Wednesday, 20 August 2014
Home Sweet Home
I had a wee sojourn to Englandshire this past weekend. The purpose of my trip was to hear the superb young tenor Jonathan Antoine sing. Unfortunately the concert was in Porthcawl, South Wales, though we managed to meet up with family enroute for a couple of hours.
My time was limited and it was decided the journey would have to be no longer than 48 hours. Little did I realise, although I did some research on English motorway conditions, that we would be driving or stationary for 23 of these hours.
The trip to the border was a breeze, although there wasn’t enough to turn any of these white carbuncles which intrude upon our wonderful landscapes. During the 500 miles journey I saw only 5 turbines moving. (The 5 is not a typing error).
However, this post is not about wind farms, but about the state of one of the main arteries between Scotland and England.
No sooner had we crossed the border at Gretna when we were held up for 95 minutes. No explanation appeared on these overhead gantries. It was a local radio announcement that gave us minimal information.
Once we passed the accident (a car had hit the central reservation barrier but there was no ambulance present so it didn’t appear as if there were any serious injuries involved), we thought ‘full steam ahead now’. I realise it’s fatal to think positively on England’s motorways. Ten miles further on saw us grinding to another halt. The problem this time was roadworks. From that northerly part of the M6 to Bristol on the M5, 40% of the journey involved roadworks; all of which had a speed limit of 40 or 50 mph. A journey which should have taken around 8-9 hours turned into a nightmare taking nearly 14 hours. Our average speed was around 35mph I calculated.
Here in Scotland another Forth road bridge is being built to ensure our traffic flows. A solid infrastructure is essential to the prosperity of a country. With the exception of the small section of toll motorway in the Midlands, the M6 and M5 have never been altered since their construction. With nose to tail traffic for hundreds of miles, is it any wonder the economy is in dire straights? (I don’t believe Osborne’s predictions that it is improving). Much of the traffic was commercial.
Of course the greenies want us all to sell our cars and use public transport, but I would have had to change trains four times to get to Porthcawl and then pay taxi fares to reach my destination and the cost was much more than travelling by car. That was on paper. In reality our fuel costs nearly doubled because of the miles of nose to tail stop/start conditions.
When crossing the border on the return journey I was never more delighted to see the sign ‘Scotland’ and breathed a big sigh of pleasure.

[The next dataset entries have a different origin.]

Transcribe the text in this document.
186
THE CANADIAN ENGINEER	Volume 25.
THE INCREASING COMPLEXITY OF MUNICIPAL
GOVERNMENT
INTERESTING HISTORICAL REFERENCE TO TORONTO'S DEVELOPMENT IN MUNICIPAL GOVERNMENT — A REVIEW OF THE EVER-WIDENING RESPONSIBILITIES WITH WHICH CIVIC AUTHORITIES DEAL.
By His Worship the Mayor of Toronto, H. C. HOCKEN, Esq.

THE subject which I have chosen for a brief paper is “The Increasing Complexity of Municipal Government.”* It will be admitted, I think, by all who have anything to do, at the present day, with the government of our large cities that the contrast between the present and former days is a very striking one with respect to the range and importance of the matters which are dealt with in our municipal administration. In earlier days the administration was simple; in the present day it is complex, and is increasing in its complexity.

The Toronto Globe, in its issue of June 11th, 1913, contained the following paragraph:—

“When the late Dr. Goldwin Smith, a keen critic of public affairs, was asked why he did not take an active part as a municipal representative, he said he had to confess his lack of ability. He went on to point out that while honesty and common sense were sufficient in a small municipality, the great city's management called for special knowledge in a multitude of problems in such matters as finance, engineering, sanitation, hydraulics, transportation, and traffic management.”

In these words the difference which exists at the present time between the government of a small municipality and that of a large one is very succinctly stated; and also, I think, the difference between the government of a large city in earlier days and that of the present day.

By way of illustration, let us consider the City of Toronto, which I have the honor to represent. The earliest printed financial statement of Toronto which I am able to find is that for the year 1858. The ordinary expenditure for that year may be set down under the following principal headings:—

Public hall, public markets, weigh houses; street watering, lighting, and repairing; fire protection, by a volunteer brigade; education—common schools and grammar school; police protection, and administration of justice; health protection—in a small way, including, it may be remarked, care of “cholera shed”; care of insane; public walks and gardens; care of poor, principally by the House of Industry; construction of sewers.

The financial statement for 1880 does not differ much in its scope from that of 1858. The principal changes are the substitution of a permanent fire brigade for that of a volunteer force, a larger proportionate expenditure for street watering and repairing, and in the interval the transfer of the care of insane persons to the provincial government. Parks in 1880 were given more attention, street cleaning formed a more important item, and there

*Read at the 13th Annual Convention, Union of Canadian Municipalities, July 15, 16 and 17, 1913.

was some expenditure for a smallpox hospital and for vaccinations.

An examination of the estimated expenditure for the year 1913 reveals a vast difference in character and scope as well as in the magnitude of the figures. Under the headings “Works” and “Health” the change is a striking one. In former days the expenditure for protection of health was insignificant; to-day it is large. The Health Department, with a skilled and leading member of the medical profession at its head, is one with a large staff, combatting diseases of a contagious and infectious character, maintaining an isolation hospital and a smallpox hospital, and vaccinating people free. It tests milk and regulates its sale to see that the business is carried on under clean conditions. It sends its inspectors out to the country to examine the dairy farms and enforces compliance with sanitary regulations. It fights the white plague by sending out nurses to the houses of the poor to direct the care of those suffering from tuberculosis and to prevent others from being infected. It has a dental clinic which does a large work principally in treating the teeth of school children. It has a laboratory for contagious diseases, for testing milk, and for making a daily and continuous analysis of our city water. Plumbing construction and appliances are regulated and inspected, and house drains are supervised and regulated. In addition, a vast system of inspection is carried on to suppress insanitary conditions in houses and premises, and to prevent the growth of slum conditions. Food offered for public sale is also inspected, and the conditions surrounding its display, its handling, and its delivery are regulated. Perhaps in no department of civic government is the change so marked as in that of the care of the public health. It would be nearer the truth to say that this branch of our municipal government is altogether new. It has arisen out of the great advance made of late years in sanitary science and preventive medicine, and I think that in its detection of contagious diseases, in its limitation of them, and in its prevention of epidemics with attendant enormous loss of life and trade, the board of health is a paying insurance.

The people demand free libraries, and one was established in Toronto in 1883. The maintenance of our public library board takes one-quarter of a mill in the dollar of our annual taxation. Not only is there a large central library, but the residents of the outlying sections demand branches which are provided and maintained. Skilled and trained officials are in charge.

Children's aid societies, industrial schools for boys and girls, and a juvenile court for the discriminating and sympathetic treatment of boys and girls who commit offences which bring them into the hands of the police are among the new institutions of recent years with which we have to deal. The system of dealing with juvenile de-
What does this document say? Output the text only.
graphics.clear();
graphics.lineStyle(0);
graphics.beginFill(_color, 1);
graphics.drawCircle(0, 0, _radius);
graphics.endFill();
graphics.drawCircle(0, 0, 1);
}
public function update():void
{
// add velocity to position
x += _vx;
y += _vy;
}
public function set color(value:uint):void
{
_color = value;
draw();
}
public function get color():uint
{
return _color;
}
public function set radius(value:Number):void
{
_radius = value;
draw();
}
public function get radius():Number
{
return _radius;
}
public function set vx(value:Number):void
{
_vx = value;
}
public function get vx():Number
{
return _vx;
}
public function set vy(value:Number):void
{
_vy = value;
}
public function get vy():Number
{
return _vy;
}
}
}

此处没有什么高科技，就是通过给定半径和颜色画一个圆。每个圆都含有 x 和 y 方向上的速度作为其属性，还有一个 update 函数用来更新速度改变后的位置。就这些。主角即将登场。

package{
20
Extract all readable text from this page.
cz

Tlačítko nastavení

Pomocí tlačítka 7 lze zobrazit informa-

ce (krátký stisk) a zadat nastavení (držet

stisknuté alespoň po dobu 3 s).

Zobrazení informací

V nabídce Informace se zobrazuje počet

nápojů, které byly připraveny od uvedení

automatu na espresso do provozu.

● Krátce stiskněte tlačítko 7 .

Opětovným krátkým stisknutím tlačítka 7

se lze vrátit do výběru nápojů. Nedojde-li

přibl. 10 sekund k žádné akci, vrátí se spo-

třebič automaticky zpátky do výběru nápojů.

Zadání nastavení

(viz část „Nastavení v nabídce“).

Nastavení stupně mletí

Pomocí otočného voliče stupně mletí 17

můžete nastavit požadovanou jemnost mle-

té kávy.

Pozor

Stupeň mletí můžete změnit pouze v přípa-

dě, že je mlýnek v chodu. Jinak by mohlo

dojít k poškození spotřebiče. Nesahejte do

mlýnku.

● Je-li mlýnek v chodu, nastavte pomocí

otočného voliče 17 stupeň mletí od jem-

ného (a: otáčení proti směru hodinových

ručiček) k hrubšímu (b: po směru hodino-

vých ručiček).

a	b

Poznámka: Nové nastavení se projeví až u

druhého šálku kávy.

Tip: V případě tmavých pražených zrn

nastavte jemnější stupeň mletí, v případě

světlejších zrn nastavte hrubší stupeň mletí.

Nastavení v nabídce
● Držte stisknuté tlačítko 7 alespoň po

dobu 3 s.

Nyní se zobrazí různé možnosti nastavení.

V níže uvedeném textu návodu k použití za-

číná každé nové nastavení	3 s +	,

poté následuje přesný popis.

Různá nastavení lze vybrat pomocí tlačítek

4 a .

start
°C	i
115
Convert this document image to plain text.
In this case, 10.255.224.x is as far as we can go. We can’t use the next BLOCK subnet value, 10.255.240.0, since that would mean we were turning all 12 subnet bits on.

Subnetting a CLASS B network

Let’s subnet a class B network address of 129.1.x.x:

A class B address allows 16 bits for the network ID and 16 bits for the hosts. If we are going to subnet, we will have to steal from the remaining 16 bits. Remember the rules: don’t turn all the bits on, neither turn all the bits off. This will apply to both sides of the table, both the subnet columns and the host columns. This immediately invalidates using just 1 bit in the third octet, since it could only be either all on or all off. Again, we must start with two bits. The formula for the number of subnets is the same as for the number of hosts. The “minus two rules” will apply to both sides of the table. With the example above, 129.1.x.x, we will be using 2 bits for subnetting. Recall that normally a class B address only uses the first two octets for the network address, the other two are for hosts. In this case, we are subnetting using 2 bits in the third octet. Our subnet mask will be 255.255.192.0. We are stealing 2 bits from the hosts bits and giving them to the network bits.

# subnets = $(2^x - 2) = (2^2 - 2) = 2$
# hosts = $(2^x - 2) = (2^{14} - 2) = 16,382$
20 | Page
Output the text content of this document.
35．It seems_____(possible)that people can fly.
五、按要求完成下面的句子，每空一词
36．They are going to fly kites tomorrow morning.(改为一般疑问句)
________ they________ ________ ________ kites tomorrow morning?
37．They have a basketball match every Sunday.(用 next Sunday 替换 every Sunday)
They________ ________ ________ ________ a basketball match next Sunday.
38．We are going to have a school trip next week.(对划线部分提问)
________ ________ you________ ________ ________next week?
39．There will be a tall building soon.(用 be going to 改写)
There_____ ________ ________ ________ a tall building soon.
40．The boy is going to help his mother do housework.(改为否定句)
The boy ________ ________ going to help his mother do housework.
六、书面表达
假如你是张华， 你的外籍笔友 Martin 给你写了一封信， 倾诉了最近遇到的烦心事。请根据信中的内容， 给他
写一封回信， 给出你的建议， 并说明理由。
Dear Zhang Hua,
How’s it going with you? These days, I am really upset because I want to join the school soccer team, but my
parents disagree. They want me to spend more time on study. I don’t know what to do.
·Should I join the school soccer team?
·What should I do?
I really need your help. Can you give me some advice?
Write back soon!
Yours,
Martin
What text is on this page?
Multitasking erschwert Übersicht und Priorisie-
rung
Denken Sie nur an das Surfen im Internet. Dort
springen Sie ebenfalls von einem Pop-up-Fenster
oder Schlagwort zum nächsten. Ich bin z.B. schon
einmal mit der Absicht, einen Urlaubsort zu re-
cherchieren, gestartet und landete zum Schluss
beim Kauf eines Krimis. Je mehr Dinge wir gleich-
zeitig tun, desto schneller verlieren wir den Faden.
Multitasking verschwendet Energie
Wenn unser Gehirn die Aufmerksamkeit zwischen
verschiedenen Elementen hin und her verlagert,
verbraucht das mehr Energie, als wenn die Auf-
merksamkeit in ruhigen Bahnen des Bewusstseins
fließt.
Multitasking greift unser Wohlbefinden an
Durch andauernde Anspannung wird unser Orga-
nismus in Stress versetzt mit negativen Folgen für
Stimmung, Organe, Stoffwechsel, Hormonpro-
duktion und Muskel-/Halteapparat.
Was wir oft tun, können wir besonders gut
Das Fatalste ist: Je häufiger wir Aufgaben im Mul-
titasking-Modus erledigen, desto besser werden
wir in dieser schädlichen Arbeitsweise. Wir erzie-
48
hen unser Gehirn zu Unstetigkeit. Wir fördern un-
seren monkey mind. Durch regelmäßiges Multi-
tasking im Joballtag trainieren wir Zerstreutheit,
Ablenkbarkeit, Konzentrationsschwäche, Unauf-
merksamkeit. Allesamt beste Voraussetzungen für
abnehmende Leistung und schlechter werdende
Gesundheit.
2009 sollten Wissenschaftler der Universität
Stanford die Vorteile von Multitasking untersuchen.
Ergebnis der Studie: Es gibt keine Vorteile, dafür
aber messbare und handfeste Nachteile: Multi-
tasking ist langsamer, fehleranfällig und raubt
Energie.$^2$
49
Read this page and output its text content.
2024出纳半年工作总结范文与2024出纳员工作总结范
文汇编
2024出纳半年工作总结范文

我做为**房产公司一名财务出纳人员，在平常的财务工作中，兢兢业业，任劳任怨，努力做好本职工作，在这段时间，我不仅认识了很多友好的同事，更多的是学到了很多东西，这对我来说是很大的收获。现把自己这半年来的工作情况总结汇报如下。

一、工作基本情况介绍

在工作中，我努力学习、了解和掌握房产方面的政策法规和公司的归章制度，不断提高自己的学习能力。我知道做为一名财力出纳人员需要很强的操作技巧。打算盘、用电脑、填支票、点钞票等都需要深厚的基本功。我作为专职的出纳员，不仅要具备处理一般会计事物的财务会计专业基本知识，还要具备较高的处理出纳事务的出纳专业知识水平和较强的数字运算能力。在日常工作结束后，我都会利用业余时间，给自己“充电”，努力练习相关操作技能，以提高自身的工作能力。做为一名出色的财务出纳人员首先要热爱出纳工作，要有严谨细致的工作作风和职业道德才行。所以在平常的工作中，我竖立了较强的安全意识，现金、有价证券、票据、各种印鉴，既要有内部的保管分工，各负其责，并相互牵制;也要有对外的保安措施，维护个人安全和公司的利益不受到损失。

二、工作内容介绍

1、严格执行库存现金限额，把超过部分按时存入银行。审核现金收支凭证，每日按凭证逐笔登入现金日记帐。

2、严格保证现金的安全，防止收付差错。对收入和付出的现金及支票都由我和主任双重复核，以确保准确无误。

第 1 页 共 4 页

Should I ever have to travel to the south/south west again I will fly, but right at this moment I’d be quite happy never to return further south than Penrith.
Why do people in England tolerate such poor roads? It would seem the greenies, with their public transport policies, have won. I’m sure those travelling on the buses I often saw alongside us, may have had different opinions.
The concert was wonderful by the way and worth the journey. When this young man’s solos album is released in October, I think he will take the world by storm. Quite probably this was the last time he would perform in a small, intimate concert hall and that’s why I was so determined to be there. Vast arenas, in which the performers are the size of matchsticks, aren’t for me no matter how big the stage video screens.